Умом он помнил это, хотя не ощущал, забыл, как это ощущается.
Сейчас земли Химлада были такими же покорёженными, как шедшие по ним эльфы: ни птиц, ни широких лугов, ни засеянных полей; запах дыма, запах смерти. Леса близ крепости все вырубили, и обгорелые пеньки, будто непогребенные тела, торчали упрёком и жалобой.
И всё же они оставались живыми: и ручьи журчали под ногами, и трава то и дело пробивалась к солнцу - пусть даже больше полыни и осоки, чем мягкой и свежей полевой... И мох, по-прежнему зелёный и упрямый, обнимал валуны. И между старыми пеньками поднимался молодой подлесок, выбросивший скудную, но зелёную листву.
Земли были ещё живы, и эльфы были ещё живы.
Две ночи назад они миновали разрушенный Химринг. Подниматься на холм не рискнули - да и лишних сил не было - но видели в свете звёзд искалеченные, когда-то такие гордые стены.
А сейчас шли по равнинам восточнее.
Финрод наконец остановился и опустился на землю возле ручья. Передышка.
- Как ты, Эдрахил? - еды у них уже не осталось, зато была вода, сладкая, свежая и вкусная, и ей можно было напиться вдоволь. И вымыться.
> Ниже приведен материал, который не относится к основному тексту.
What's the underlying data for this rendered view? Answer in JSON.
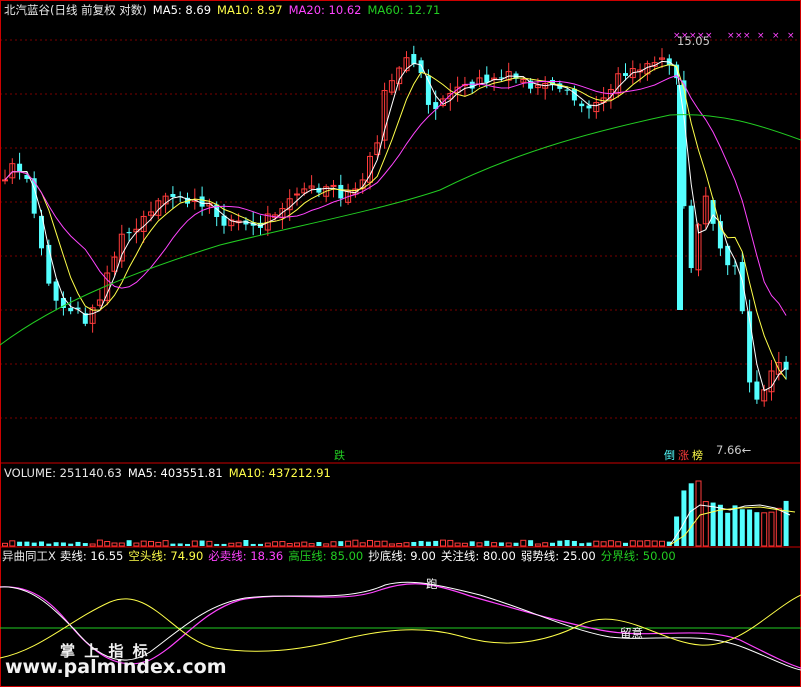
{
  "colors": {
    "background": "#000000",
    "up": "#ff3b3b",
    "down": "#54ffff",
    "ma5": "#ffffff",
    "ma10": "#ffff4a",
    "ma20": "#ff44ff",
    "ma60": "#22cc22",
    "grid": "#7a0000",
    "divider": "#cc0000"
  },
  "price_panel": {
    "title": "北汽蓝谷(日线 前复权 对数)",
    "ma5": {
      "label": "MA5: 8.69"
    },
    "ma10": {
      "label": "MA10: 8.97"
    },
    "ma20": {
      "label": "MA20: 10.62"
    },
    "ma60": {
      "label": "MA60: 12.71"
    },
    "high_marker": "15.05",
    "low_marker": "7.66←",
    "signal_markers": [
      {
        "text": "跌",
        "color": "#22cc22"
      },
      {
        "text": "倒",
        "color": "#54ffff"
      },
      {
        "text": "涨",
        "color": "#ff3b3b"
      },
      {
        "text": "榜",
        "color": "#ffff4a"
      }
    ]
  },
  "volume_panel": {
    "volume": {
      "label": "VOLUME: 251140.63"
    },
    "ma5": {
      "label": "MA5: 403551.81"
    },
    "ma10": {
      "label": "MA10: 437212.91"
    }
  },
  "indicator_panel": {
    "name": {
      "label": "异曲同工X"
    },
    "items": [
      {
        "label": "卖线: 16.55",
        "color": "#ffffff"
      },
      {
        "label": "空头线: 74.90",
        "color": "#ffff4a"
      },
      {
        "label": "必卖线: 18.36",
        "color": "#ff44ff"
      },
      {
        "label": "高压线: 85.00",
        "color": "#22cc22"
      },
      {
        "label": "抄底线: 9.00",
        "color": "#ffffff"
      },
      {
        "label": "关注线: 80.00",
        "color": "#ffffff"
      },
      {
        "label": "弱势线: 25.00",
        "color": "#ffffff"
      },
      {
        "label": "分界线: 50.00",
        "color": "#22cc22"
      }
    ],
    "annotations": {
      "run": "跑",
      "caution": "留意"
    }
  },
  "watermark": {
    "line1": "掌 上 指 标",
    "line2": "www.palmindex.com"
  },
  "chart_data": [
    {
      "type": "candlestick",
      "title": "北汽蓝谷(日线 前复权 对数)",
      "scale": "log",
      "max_label": 15.05,
      "min_label": 7.66,
      "ma_values": {
        "MA5": 8.69,
        "MA10": 8.97,
        "MA20": 10.62,
        "MA60": 12.71
      }
    },
    {
      "type": "bar",
      "title": "VOLUME",
      "values_latest": {
        "VOLUME": 251140.63,
        "MA5": 403551.81,
        "MA10": 437212.91
      }
    },
    {
      "type": "line",
      "title": "异曲同工X",
      "series": [
        {
          "name": "卖线",
          "latest": 16.55
        },
        {
          "name": "空头线",
          "latest": 74.9
        },
        {
          "name": "必卖线",
          "latest": 18.36
        }
      ],
      "reference_lines": {
        "高压线": 85.0,
        "抄底线": 9.0,
        "关注线": 80.0,
        "弱势线": 25.0,
        "分界线": 50.0
      }
    }
  ]
}
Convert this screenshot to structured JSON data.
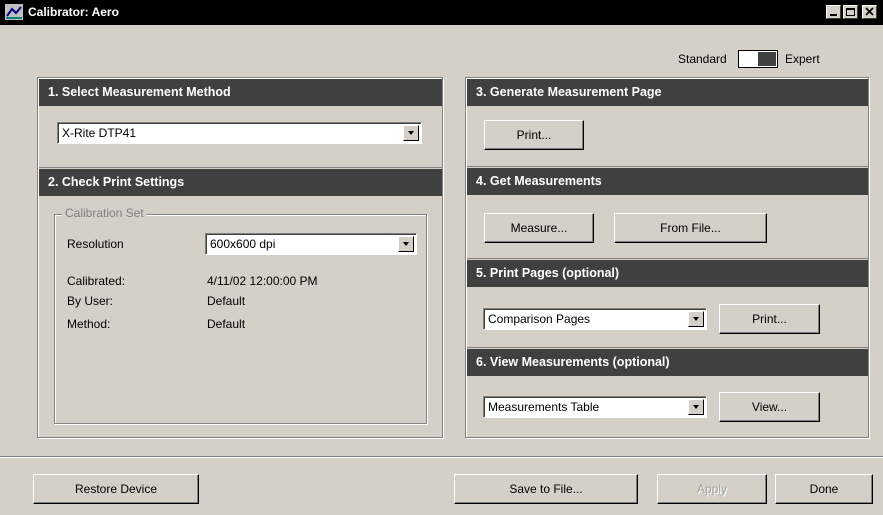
{
  "window": {
    "title": "Calibrator: Aero",
    "app_icon": "calibrator-icon",
    "controls": [
      "minimize-icon",
      "maximize-icon",
      "close-icon"
    ]
  },
  "mode": {
    "left_label": "Standard",
    "right_label": "Expert",
    "selected": "Expert"
  },
  "section1": {
    "title": "1. Select Measurement Method",
    "device": "X-Rite DTP41"
  },
  "section2": {
    "title": "2. Check Print Settings",
    "group_title": "Calibration Set",
    "resolution_label": "Resolution",
    "resolution_value": "600x600 dpi",
    "calibrated_label": "Calibrated:",
    "calibrated_value": "4/11/02 12:00:00 PM",
    "byuser_label": "By User:",
    "byuser_value": "Default",
    "method_label": "Method:",
    "method_value": "Default"
  },
  "section3": {
    "title": "3. Generate Measurement Page",
    "print_button": "Print..."
  },
  "section4": {
    "title": "4. Get Measurements",
    "measure_button": "Measure...",
    "fromfile_button": "From File..."
  },
  "section5": {
    "title": "5. Print Pages (optional)",
    "pages_value": "Comparison Pages",
    "print_button": "Print..."
  },
  "section6": {
    "title": "6. View Measurements (optional)",
    "view_value": "Measurements Table",
    "view_button": "View..."
  },
  "footer": {
    "restore_button": "Restore Device",
    "save_button": "Save to File...",
    "apply_button": "Apply",
    "done_button": "Done"
  }
}
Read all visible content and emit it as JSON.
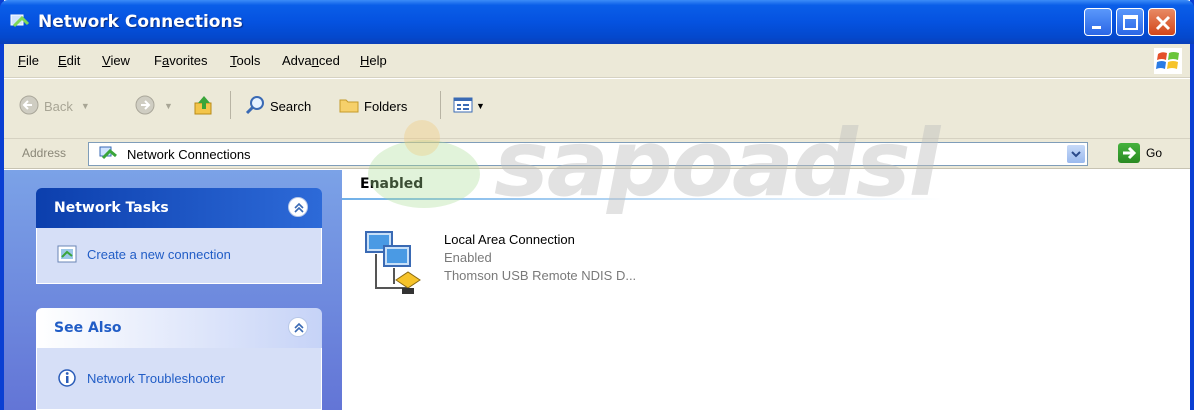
{
  "window": {
    "title": "Network Connections",
    "colors": {
      "titlebar": "#0552e0",
      "close": "#d2461a",
      "link": "#215dc6"
    }
  },
  "menu": [
    {
      "label": "File",
      "key": "F"
    },
    {
      "label": "Edit",
      "key": "E"
    },
    {
      "label": "View",
      "key": "V"
    },
    {
      "label": "Favorites",
      "key": "a"
    },
    {
      "label": "Tools",
      "key": "T"
    },
    {
      "label": "Advanced",
      "key": "n"
    },
    {
      "label": "Help",
      "key": "H"
    }
  ],
  "toolbar": {
    "back_label": "Back",
    "search_label": "Search",
    "folders_label": "Folders"
  },
  "address": {
    "label": "Address",
    "value": "Network Connections",
    "go_label": "Go"
  },
  "taskpane": {
    "network_tasks": {
      "title": "Network Tasks",
      "items": [
        {
          "label": "Create a new connection",
          "icon": "new-connection-icon"
        }
      ]
    },
    "see_also": {
      "title": "See Also",
      "items": [
        {
          "label": "Network Troubleshooter",
          "icon": "info-icon"
        }
      ]
    }
  },
  "content": {
    "group_title": "Enabled",
    "connections": [
      {
        "name": "Local Area Connection",
        "status": "Enabled",
        "device": "Thomson USB Remote NDIS D...",
        "icon": "lan-connection-icon"
      }
    ]
  },
  "watermark": {
    "text": "sapoadsl"
  }
}
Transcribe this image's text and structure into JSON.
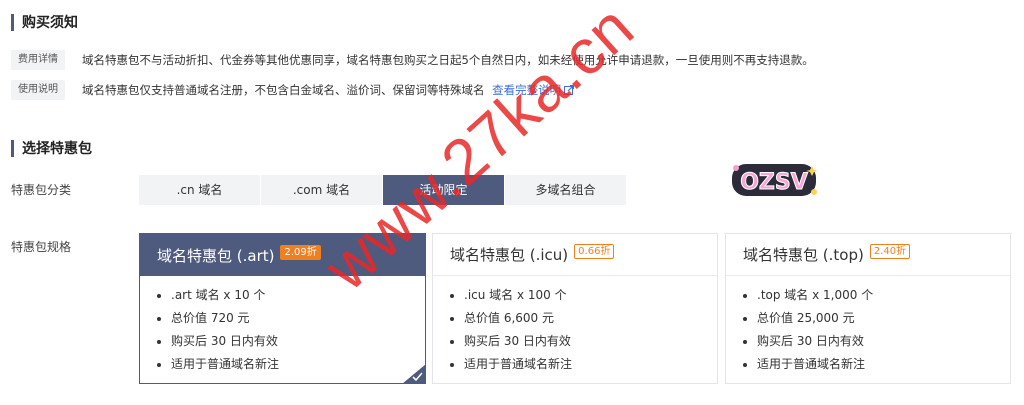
{
  "notice": {
    "title": "购买须知",
    "rows": [
      {
        "tag": "费用详情",
        "text": "域名特惠包不与活动折扣、代金券等其他优惠同享，域名特惠包购买之日起5个自然日内，如未经使用允许申请退款，一旦使用则不再支持退款。"
      },
      {
        "tag": "使用说明",
        "text": "域名特惠包仅支持普通域名注册，不包含白金域名、溢价词、保留词等特殊域名",
        "link": "查看完整说明"
      }
    ]
  },
  "choose": {
    "title": "选择特惠包",
    "category_label": "特惠包分类",
    "spec_label": "特惠包规格",
    "tabs": [
      ".cn 域名",
      ".com 域名",
      "活动限定",
      "多域名组合"
    ],
    "active_tab": "活动限定"
  },
  "sticker_text": "OZSV",
  "cards": [
    {
      "title": "域名特惠包 (.art)",
      "badge": "2.09折",
      "selected": true,
      "items": [
        ".art 域名 x 10 个",
        "总价值 720 元",
        "购买后 30 日内有效",
        "适用于普通域名新注"
      ]
    },
    {
      "title": "域名特惠包 (.icu)",
      "badge": "0.66折",
      "selected": false,
      "items": [
        ".icu 域名 x 100 个",
        "总价值 6,600 元",
        "购买后 30 日内有效",
        "适用于普通域名新注"
      ]
    },
    {
      "title": "域名特惠包 (.top)",
      "badge": "2.40折",
      "selected": false,
      "items": [
        ".top 域名 x 1,000 个",
        "总价值 25,000 元",
        "购买后 30 日内有效",
        "适用于普通域名新注"
      ]
    }
  ],
  "watermark": "www.27ka.cn",
  "colors": {
    "accent": "#4e5a7e",
    "badge": "#f0801f",
    "link": "#3c6fd8",
    "watermark": "#e82828"
  }
}
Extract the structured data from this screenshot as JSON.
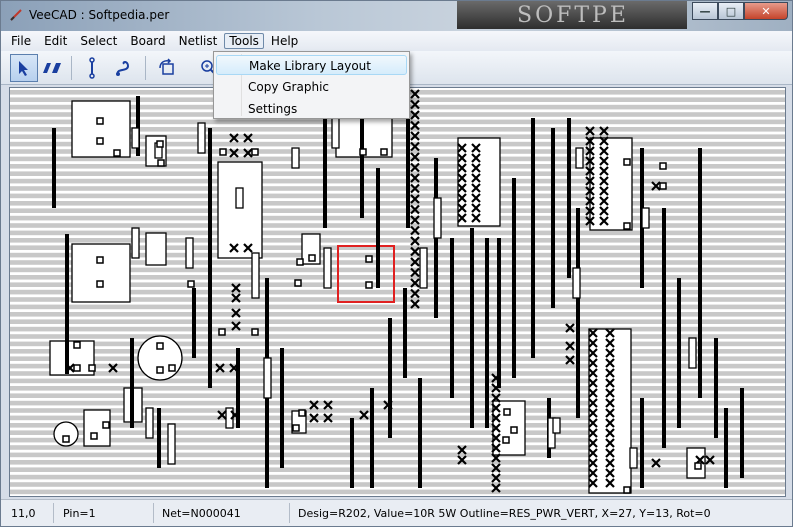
{
  "window": {
    "title": "VeeCAD : Softpedia.per",
    "watermark": "SOFTPE"
  },
  "menu": [
    "File",
    "Edit",
    "Select",
    "Board",
    "Netlist",
    "Tools",
    "Help"
  ],
  "tools_menu": {
    "items": [
      "Make Library Layout",
      "Copy Graphic",
      "Settings"
    ],
    "hovered_index": 0
  },
  "toolbar": {
    "icons": [
      "select-arrow-icon",
      "break-track-icon",
      "link-icon",
      "wire-icon",
      "rotate-icon",
      "zoom-icon"
    ]
  },
  "status": {
    "coords": "11,0",
    "pin": "Pin=1",
    "net": "Net=N000041",
    "desig": "Desig=R202, Value=10R 5W Outline=RES_PWR_VERT, X=27, Y=13, Rot=0"
  },
  "colors": {
    "strip": "#c8c8c8",
    "component": "#000000",
    "selected": "#e02020",
    "titlebar": "#b9c7d6"
  }
}
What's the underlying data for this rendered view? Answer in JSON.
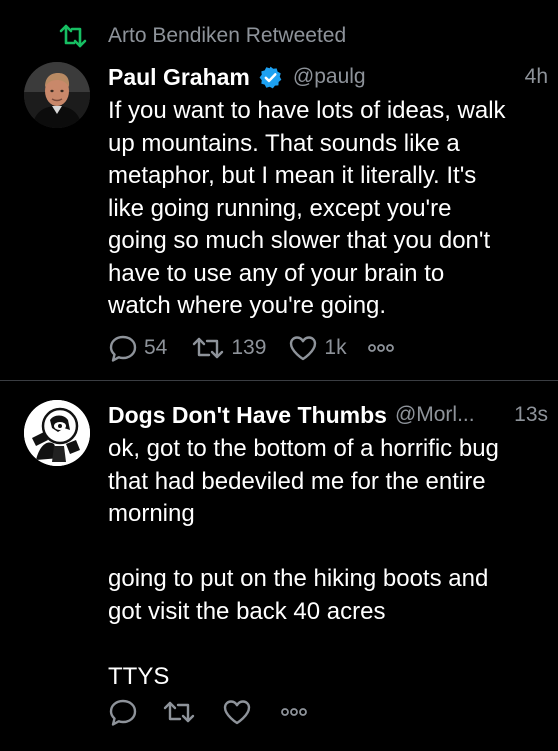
{
  "tweets": [
    {
      "retweet_notice": "Arto Bendiken Retweeted",
      "author_name": "Paul Graham",
      "verified": true,
      "handle": "@paulg",
      "time": "4h",
      "text": "If you want to have lots of ideas, walk\nup mountains. That sounds like a\nmetaphor, but I mean it literally. It's\nlike going running, except you're\ngoing so much slower that you don't\nhave to use any of your brain to\nwatch where you're going.",
      "actions": {
        "replies": "54",
        "retweets": "139",
        "likes": "1k"
      }
    },
    {
      "author_name": "Dogs Don't Have Thumbs",
      "verified": false,
      "handle": "@Morl...",
      "time": "13s",
      "text": "ok, got to the bottom of a horrific bug\nthat had bedeviled me for the entire\nmorning\n\ngoing to put on the hiking boots and\ngot visit the back 40 acres\n\nTTYS",
      "actions": {
        "replies": "",
        "retweets": "",
        "likes": ""
      }
    }
  ],
  "colors": {
    "background": "#000000",
    "text": "#ffffff",
    "secondary_text": "#8e939a",
    "retweet_green": "#17bf63",
    "verified_blue": "#1da1f2",
    "divider": "#3a3d42"
  },
  "icons": {
    "retweet": "retweet-icon",
    "verified": "verified-badge-icon",
    "reply": "reply-icon",
    "like": "like-icon",
    "more": "more-icon"
  }
}
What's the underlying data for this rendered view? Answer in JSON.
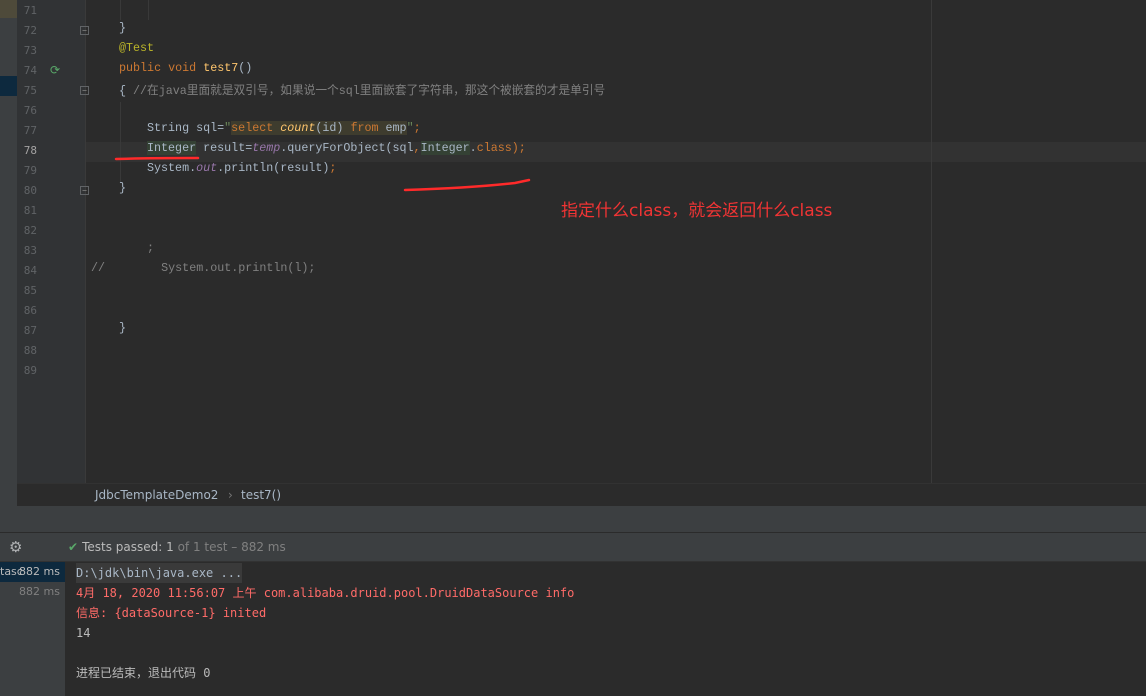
{
  "editor": {
    "line_numbers": [
      "71",
      "72",
      "73",
      "74",
      "75",
      "76",
      "77",
      "78",
      "79",
      "80",
      "81",
      "82",
      "83",
      "84",
      "85",
      "86",
      "87",
      "88",
      "89"
    ],
    "current_line": "78",
    "lines": [
      {
        "n": "71",
        "indent": 0,
        "tokens": []
      },
      {
        "n": "72",
        "indent": 4,
        "tokens": [
          {
            "t": "}",
            "c": ""
          }
        ]
      },
      {
        "n": "73",
        "indent": 4,
        "tokens": [
          {
            "t": "@Test",
            "c": "ann"
          }
        ]
      },
      {
        "n": "74",
        "indent": 4,
        "tokens": [
          {
            "t": "public ",
            "c": "kw"
          },
          {
            "t": "void ",
            "c": "kw"
          },
          {
            "t": "test7",
            "c": "fn"
          },
          {
            "t": "()",
            "c": ""
          }
        ]
      },
      {
        "n": "75",
        "indent": 4,
        "tokens": [
          {
            "t": "{ ",
            "c": ""
          },
          {
            "t": "//在java里面就是双引号，如果说一个sql里面嵌套了字符串，那这个被嵌套的才是单引号",
            "c": "cm"
          }
        ]
      },
      {
        "n": "76",
        "indent": 0,
        "tokens": []
      },
      {
        "n": "77",
        "indent": 8,
        "tokens": [
          {
            "t": "String sql=",
            "c": ""
          },
          {
            "t": "\"",
            "c": "str"
          },
          {
            "t": "select ",
            "c": "sql"
          },
          {
            "t": "count",
            "c": "sqlfn"
          },
          {
            "t": "(id) ",
            "c": "sqlp"
          },
          {
            "t": "from ",
            "c": "sql"
          },
          {
            "t": "emp",
            "c": "sqlp"
          },
          {
            "t": "\"",
            "c": "str"
          },
          {
            "t": ";",
            "c": "kw"
          }
        ]
      },
      {
        "n": "78",
        "indent": 8,
        "tokens": [
          {
            "t": "Integer",
            "c": "hl"
          },
          {
            "t": " result=",
            "c": ""
          },
          {
            "t": "temp",
            "c": "field"
          },
          {
            "t": ".queryForObject(sql",
            "c": ""
          },
          {
            "t": ",",
            "c": "kw"
          },
          {
            "t": "Integer",
            "c": "hl"
          },
          {
            "t": ".",
            "c": ""
          },
          {
            "t": "class",
            "c": "kw"
          },
          {
            "t": ");",
            "c": "kw"
          }
        ]
      },
      {
        "n": "79",
        "indent": 8,
        "tokens": [
          {
            "t": "System.",
            "c": ""
          },
          {
            "t": "out",
            "c": "field"
          },
          {
            "t": ".println(result)",
            "c": ""
          },
          {
            "t": ";",
            "c": "kw"
          }
        ]
      },
      {
        "n": "80",
        "indent": 4,
        "tokens": [
          {
            "t": "}",
            "c": ""
          }
        ]
      },
      {
        "n": "81",
        "indent": 0,
        "tokens": []
      },
      {
        "n": "82",
        "indent": 0,
        "tokens": []
      },
      {
        "n": "83",
        "indent": 8,
        "tokens": [
          {
            "t": ";",
            "c": "cm"
          }
        ]
      },
      {
        "n": "84",
        "indent": 0,
        "tokens": [
          {
            "t": "//        System.out.println(l);",
            "c": "cm"
          }
        ]
      },
      {
        "n": "85",
        "indent": 0,
        "tokens": []
      },
      {
        "n": "86",
        "indent": 0,
        "tokens": []
      },
      {
        "n": "87",
        "indent": 4,
        "tokens": [
          {
            "t": "}",
            "c": ""
          }
        ]
      },
      {
        "n": "88",
        "indent": 0,
        "tokens": []
      },
      {
        "n": "89",
        "indent": 0,
        "tokens": []
      }
    ],
    "annotation": "指定什么class，就会返回什么class",
    "annotation_color": "#f03434"
  },
  "breadcrumb": {
    "class": "JdbcTemplateDemo2",
    "separator": "›",
    "method": "test7()"
  },
  "run": {
    "status_label": "Tests passed:",
    "passed": "1",
    "of_text": "of 1 test – 882 ms",
    "tree": [
      {
        "label": "tasc",
        "time": "882 ms"
      },
      {
        "label": "",
        "time": "882 ms"
      }
    ],
    "console": [
      {
        "text": "D:\\jdk\\bin\\java.exe ...",
        "color": "#a9b7c6",
        "bg": "#3a3a3a"
      },
      {
        "text": "4月 18, 2020 11:56:07 上午 com.alibaba.druid.pool.DruidDataSource info",
        "color": "#ff6b68"
      },
      {
        "text": "信息: {dataSource-1} inited",
        "color": "#ff6b68"
      },
      {
        "text": "14",
        "color": "#bbbbbb"
      },
      {
        "text": "",
        "color": "#bbbbbb"
      },
      {
        "text": "进程已结束，退出代码 0",
        "color": "#bbbbbb"
      }
    ]
  }
}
Постирать те тряпки, что они называли одеждой, Финрод не решился - развалятся ведь на куски.
Из воды на него смотрело не-его отражение: грязные обноски не скрывали тощее, хотя и всё ещё сильное тело, покрытое самыми разными шрамами, а лицо... прежними на нём остались только глаза - синие, ясные, полные светом Древ; да ещё волосы, хоть и короткие, но после мытья снова ставшие золотыми.
И всё же Финрод улыбнулся своему отражению, а потом и другу.
- Мы свободны.
Точно сам себе ответил.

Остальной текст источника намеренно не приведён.